Hi, I really do stress that you do not buy from <snip>
I bought a pair of 'Uggs' for £90 on the 27th December 2007, they still haven't arrived (note they are not Uggs the trademarked boots). I chased the order up and was told the boots can take up to 15 days. I wrote back to explain that the boots were taking longer and that the boots aren't with the post office. Now I cannot reach anyone in customer services as they are not replying to my emails. There is no telephone number and no contact details to chase up the emails. I am currently £90 out of pocket  with no way of contacting the 'company'.


----------



## kilomike (29 Jan 2008)

*Re: UG Boots online*

They are also for sale/auction on ebay


----------



## ajapale (16 Feb 2008)

How can you tell the difference between real and fake UGG's?


----------



## fintans (17 Feb 2008)

ajapale said:


> How can you tell the difference between real and fake UGG's?


 
I know it's difficult - particularly as the people who wear them have that orange fake tan on - or is it a real tan?


----------



## big bird (17 Feb 2008)

Found this on another forum.

*When is an Ugg not an Ugg?

*Having done some digging, it appears that in Australia, the word Ugg is a generic term for sheepskin boots. So just because a pair of Ugg Boots isn’t made by “UGG® Australia” –the famous brand beloved by celebs such as Pammy Anderson – they aren’t necessarily fake. 
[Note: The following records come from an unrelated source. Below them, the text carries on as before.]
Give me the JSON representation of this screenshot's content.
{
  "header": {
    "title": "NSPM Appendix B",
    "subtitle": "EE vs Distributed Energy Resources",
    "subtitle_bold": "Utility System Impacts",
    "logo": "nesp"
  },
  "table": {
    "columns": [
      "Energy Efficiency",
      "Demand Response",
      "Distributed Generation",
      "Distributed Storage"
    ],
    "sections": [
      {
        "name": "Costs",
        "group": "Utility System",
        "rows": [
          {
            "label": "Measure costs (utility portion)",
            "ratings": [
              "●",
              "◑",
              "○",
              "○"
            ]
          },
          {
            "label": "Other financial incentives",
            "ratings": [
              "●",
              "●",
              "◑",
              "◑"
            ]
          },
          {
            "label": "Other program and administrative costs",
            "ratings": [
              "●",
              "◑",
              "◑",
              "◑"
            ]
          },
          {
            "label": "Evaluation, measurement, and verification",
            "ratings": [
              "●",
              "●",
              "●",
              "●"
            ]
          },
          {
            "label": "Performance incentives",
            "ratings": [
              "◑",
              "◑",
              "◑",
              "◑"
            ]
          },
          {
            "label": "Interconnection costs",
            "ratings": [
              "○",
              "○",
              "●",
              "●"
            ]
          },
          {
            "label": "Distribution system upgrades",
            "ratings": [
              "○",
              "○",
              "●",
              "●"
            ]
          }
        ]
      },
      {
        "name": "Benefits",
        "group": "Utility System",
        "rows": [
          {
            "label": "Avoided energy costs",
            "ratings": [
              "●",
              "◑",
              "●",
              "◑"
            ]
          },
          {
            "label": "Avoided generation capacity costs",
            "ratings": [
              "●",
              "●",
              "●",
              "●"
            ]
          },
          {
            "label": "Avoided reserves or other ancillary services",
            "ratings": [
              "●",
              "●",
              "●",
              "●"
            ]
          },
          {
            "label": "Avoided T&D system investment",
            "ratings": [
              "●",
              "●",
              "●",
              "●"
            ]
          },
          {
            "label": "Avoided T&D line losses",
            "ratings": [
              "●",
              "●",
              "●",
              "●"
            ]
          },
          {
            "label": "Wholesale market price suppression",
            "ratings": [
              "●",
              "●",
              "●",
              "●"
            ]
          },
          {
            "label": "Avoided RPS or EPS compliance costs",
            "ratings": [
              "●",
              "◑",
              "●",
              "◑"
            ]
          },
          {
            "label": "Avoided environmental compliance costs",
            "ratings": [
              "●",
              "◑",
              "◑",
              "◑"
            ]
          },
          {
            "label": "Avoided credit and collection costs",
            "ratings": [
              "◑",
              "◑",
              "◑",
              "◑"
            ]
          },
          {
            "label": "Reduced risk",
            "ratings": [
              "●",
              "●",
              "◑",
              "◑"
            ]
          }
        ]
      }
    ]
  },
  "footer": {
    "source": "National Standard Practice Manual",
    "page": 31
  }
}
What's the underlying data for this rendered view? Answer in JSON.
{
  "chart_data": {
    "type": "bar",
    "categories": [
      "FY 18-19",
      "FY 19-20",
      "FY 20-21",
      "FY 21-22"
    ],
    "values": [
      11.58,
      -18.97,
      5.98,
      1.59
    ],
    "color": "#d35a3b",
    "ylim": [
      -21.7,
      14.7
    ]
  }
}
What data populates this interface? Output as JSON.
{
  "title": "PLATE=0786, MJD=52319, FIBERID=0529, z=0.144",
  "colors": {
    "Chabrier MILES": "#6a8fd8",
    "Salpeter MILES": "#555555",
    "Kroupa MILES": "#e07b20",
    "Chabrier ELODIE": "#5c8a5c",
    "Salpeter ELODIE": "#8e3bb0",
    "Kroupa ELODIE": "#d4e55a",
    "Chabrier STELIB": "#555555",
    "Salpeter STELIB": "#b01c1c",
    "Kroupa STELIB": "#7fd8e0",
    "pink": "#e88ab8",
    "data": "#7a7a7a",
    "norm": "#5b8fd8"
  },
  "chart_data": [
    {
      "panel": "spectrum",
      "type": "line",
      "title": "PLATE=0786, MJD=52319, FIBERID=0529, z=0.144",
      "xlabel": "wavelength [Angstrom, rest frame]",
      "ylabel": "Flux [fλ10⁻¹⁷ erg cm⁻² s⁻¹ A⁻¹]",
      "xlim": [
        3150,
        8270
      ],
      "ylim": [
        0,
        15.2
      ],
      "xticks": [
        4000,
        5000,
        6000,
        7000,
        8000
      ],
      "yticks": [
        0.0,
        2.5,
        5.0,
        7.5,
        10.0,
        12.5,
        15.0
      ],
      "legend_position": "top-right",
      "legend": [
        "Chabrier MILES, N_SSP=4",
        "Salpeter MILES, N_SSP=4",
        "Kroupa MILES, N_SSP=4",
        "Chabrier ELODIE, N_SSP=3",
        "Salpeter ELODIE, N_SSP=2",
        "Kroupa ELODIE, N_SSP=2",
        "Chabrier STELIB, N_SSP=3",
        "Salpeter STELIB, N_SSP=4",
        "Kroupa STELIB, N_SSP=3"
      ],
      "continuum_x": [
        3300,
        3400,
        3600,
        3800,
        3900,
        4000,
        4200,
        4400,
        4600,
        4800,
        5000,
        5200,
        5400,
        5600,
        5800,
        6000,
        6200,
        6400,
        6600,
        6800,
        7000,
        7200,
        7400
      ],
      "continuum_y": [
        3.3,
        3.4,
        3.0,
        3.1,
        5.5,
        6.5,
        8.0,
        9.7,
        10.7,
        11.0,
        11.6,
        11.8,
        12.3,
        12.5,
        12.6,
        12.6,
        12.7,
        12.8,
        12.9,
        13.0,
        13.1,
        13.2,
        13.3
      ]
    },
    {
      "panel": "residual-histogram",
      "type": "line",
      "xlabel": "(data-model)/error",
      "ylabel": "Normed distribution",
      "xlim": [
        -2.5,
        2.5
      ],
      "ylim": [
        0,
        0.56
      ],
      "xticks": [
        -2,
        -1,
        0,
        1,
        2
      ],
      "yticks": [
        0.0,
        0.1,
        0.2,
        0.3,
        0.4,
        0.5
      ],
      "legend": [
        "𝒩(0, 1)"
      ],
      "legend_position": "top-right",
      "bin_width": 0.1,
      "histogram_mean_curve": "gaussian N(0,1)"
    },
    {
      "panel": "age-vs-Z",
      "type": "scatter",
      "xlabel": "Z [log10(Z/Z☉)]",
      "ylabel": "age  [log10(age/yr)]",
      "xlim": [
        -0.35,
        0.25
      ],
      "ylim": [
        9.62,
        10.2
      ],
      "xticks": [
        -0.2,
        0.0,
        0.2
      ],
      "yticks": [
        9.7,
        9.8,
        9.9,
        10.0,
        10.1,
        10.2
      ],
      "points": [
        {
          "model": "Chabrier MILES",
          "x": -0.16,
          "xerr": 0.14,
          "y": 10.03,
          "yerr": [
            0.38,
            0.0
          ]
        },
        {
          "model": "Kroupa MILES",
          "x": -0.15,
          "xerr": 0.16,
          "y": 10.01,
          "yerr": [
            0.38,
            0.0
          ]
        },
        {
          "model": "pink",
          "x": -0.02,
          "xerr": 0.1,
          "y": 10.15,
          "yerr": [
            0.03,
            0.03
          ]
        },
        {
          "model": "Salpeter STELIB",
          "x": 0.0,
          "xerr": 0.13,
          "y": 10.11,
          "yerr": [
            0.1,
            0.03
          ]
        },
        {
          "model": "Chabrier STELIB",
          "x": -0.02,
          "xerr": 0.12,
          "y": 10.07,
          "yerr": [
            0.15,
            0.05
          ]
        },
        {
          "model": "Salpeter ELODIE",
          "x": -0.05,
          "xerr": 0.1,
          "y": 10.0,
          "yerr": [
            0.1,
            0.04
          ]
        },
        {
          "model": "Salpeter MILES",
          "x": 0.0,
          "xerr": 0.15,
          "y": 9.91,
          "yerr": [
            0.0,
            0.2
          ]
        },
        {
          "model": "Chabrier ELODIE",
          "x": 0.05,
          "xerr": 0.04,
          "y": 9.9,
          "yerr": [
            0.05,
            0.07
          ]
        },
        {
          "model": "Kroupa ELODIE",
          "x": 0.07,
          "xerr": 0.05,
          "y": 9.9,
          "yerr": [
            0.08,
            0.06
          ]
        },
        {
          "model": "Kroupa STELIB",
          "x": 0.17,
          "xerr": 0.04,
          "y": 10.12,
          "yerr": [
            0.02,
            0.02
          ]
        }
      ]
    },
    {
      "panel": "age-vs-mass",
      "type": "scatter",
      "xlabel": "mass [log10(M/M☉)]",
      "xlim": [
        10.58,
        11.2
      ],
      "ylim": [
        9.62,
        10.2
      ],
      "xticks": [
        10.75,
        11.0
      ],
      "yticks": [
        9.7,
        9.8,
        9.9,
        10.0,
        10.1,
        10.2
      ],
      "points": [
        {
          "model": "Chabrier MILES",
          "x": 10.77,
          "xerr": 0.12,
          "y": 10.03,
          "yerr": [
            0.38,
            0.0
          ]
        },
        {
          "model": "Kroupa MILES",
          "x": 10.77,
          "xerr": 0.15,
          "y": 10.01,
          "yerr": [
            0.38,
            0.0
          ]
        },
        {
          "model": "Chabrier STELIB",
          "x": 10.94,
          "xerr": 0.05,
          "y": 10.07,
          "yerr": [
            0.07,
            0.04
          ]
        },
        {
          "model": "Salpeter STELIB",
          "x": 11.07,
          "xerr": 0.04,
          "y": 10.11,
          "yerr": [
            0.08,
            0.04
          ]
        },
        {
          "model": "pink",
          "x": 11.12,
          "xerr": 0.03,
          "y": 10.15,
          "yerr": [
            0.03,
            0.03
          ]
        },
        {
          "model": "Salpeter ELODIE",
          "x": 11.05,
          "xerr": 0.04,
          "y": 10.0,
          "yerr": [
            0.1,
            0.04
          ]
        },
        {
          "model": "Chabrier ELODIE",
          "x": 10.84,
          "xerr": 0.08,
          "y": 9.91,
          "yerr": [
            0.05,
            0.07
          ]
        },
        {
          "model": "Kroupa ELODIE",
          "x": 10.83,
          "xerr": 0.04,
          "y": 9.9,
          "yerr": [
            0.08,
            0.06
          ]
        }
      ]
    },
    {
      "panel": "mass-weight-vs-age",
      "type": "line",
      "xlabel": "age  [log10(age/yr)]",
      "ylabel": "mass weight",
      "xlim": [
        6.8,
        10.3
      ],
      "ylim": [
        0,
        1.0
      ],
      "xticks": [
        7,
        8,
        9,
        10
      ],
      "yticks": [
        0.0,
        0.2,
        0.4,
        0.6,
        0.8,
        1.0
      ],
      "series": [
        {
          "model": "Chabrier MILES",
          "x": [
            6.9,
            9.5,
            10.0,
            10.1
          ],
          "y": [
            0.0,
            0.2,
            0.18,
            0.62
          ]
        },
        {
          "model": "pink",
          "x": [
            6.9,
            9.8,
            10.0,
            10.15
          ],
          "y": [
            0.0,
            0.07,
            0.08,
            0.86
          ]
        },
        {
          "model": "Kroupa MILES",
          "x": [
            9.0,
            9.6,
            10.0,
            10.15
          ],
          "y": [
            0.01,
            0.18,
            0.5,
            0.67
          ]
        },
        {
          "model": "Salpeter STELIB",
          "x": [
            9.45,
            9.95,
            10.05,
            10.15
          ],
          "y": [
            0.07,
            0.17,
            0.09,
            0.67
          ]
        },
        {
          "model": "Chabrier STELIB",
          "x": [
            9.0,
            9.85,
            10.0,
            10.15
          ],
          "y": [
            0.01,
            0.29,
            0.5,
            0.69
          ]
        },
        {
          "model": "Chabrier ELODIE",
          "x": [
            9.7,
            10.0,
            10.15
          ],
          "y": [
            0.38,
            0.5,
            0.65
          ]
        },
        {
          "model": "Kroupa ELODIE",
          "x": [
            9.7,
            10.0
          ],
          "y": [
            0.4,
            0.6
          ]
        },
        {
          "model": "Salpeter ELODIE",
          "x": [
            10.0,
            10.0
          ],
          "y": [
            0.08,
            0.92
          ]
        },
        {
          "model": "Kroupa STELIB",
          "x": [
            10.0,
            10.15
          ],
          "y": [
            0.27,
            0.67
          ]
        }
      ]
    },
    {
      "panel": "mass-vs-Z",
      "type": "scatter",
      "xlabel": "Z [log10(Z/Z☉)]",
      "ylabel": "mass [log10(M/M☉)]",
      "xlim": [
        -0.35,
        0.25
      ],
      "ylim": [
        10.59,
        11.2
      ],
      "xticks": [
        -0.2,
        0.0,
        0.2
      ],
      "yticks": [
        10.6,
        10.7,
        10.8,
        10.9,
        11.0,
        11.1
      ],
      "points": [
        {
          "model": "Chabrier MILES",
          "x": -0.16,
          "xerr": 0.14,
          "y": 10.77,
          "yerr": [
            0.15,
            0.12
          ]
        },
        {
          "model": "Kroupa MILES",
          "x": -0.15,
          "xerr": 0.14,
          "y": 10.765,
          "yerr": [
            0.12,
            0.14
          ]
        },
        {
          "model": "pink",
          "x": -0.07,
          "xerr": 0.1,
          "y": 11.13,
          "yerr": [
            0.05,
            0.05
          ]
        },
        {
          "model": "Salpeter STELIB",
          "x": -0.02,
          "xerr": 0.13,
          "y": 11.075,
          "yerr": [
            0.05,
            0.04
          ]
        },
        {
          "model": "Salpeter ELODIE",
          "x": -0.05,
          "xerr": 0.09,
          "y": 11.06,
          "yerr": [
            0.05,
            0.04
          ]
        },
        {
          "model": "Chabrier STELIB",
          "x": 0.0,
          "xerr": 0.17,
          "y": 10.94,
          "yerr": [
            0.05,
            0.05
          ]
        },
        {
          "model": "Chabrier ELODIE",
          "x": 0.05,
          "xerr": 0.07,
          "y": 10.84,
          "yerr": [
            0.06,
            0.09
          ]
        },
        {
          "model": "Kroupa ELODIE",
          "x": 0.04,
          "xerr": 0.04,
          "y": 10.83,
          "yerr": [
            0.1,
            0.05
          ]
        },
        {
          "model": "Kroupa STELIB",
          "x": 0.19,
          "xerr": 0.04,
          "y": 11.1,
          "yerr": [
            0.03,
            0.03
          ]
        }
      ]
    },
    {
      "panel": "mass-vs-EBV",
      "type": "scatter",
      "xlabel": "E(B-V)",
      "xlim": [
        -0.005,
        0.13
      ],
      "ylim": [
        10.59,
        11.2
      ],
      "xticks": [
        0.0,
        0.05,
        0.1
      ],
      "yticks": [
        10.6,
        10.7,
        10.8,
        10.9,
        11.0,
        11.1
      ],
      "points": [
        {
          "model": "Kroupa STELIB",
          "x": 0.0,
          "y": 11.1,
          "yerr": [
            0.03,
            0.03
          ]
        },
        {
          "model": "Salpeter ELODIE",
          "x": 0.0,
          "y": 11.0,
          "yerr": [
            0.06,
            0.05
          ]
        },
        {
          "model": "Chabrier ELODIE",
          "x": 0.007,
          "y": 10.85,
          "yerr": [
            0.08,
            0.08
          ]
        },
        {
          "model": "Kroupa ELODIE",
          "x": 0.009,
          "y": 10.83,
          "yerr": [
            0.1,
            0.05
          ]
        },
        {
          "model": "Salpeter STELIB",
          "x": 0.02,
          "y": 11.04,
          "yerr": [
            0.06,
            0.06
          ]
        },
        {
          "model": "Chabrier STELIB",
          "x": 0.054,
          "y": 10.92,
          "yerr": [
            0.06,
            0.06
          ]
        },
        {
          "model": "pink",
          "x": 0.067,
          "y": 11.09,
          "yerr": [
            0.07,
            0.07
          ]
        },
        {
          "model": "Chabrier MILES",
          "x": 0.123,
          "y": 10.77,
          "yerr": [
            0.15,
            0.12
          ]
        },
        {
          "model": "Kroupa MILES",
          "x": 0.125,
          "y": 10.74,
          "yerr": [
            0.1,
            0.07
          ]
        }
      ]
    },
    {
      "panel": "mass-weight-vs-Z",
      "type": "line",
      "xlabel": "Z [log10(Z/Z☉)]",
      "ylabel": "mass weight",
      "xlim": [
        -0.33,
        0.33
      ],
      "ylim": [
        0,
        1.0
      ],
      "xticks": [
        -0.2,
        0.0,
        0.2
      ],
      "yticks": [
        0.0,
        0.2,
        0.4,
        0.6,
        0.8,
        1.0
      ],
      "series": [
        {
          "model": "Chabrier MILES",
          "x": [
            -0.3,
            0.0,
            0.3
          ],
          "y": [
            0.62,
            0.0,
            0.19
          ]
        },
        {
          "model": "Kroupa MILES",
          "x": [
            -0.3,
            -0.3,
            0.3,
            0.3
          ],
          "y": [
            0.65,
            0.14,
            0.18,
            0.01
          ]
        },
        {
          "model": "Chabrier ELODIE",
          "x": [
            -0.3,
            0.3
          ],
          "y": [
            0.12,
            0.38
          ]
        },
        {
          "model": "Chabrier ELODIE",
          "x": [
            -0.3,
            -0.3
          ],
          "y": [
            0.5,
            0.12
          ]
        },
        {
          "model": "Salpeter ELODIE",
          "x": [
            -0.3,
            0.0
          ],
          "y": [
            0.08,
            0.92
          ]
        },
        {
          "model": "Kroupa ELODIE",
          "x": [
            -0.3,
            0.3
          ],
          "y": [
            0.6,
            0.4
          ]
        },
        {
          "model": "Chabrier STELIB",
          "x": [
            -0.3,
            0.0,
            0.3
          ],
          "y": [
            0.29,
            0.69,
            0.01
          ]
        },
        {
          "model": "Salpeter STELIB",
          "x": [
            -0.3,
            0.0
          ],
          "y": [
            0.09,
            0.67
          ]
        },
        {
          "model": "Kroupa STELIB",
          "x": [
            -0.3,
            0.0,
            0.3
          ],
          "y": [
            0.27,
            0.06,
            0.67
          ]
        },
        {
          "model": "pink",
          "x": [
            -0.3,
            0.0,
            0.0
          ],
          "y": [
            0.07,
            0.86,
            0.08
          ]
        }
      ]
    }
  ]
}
Aussie folks have been making Ugg-style sheepskin boots for over a century. Many MoneySavers have given feedback that alternative brands such as Kiwi Sheepskins and Snug Australia can be just as snug and comfy as UGG Australia. Kiwi Sheepskins start from £50 inc delivery and Snug Australia from £62; so if you’re not fussed about the posh brand, these can be a baa-gain (sorry!).

*How to check that boots are genuine UGG Australia *

The famous UGG Australia brand is made by Deckers corporation. If that's what you're after there are ways to spot imposters. 

UGG Australia boots have a large middle G on the logo, as seen on the Office website
They have real sheepskin fur inside; fakes often use synthentic
They are made in New Zealand, Australia, and more recently, China
If you want to check that a retailer is legit, email Deckers at info@uggaustralia.com and ask that retailer is licensed to sell UGG Australias


----------



## ajapale (17 Feb 2008)

Thanks BB,

So theres more to UGG's than meets the eye!

aj


----------